Wettbewerbsverstoß gegen Preisangabenverordnung bei “Zugaben” ohne Einbezug in Grundpreisangabe

Das OLG Köln hat entschieden, dass die Angabe des Grundpreises auch solche Mengen mit einbeziehen muss, die als Zugabe auf die sonst angebotene Ware in Fertigverpackungen abgegeben werden.

Im entschiedenen Fall (6 U 174/11) ging es darum, dass der Anbieter dem Angebot von Getränkeflaschen weitere kostenfreie Flaschen hinzugegeben hatte, die Grundpreisangabe aber nur unter Beachtung der eigentlich angebotenen Menge (also ohne die Zugabe) errechnet und dargestellt hatte.

Hierin sah das eine Wettbewerbsverletzung, da der Kunde auch die weiteren Mengen mit in die Überlegung zum Kauf einbeziehen wird, weil er hier konkret effektiv mehr Liter erhalte, für den gezahlten Betrag.

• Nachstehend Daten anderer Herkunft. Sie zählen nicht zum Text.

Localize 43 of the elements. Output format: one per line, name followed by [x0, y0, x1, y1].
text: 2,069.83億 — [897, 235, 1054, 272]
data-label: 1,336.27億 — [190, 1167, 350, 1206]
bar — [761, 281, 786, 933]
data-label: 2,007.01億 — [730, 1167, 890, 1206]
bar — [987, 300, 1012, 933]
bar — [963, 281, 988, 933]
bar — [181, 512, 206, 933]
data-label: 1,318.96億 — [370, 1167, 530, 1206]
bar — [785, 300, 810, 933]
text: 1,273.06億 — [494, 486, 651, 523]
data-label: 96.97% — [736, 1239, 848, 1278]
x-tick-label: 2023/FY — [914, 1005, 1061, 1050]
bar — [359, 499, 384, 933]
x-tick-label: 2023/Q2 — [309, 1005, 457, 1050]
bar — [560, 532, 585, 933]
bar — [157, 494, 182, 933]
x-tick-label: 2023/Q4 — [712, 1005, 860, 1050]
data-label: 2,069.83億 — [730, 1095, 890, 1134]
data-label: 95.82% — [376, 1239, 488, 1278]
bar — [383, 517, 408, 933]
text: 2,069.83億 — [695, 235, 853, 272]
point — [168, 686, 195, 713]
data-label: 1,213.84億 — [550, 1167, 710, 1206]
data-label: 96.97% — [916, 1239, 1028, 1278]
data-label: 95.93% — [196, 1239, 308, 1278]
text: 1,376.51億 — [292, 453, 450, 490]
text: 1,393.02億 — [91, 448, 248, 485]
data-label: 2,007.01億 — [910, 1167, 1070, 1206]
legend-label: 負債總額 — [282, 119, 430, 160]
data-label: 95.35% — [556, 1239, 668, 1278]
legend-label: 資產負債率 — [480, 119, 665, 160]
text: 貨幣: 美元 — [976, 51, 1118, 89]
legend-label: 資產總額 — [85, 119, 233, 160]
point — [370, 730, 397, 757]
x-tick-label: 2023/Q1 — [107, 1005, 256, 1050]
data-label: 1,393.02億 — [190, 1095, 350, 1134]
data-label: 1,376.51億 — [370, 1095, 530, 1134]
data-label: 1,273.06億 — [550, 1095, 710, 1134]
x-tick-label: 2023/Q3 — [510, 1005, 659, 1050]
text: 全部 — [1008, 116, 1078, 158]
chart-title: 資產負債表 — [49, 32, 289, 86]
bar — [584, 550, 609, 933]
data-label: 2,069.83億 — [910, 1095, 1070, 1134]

Es gilt daher große Vorsicht bei Preißangaben und bei Werbemaßnahmen insgesamt, um sicher zu sein, dass man sich nicht wettbewerbswirig und mithin angreifbar verhält.

Gerne informieren wir Sie bei Fragen zum Wettbewerbsrecht und zum Vorgehen bei der Verteidigug gegen Sie erhobener Ansprüche, wie auch bei der Geltendmachung eigener Ansprüche, wenn Sie durch Aktivitäten von Wettbewerbern behindert oder geschädigt werden.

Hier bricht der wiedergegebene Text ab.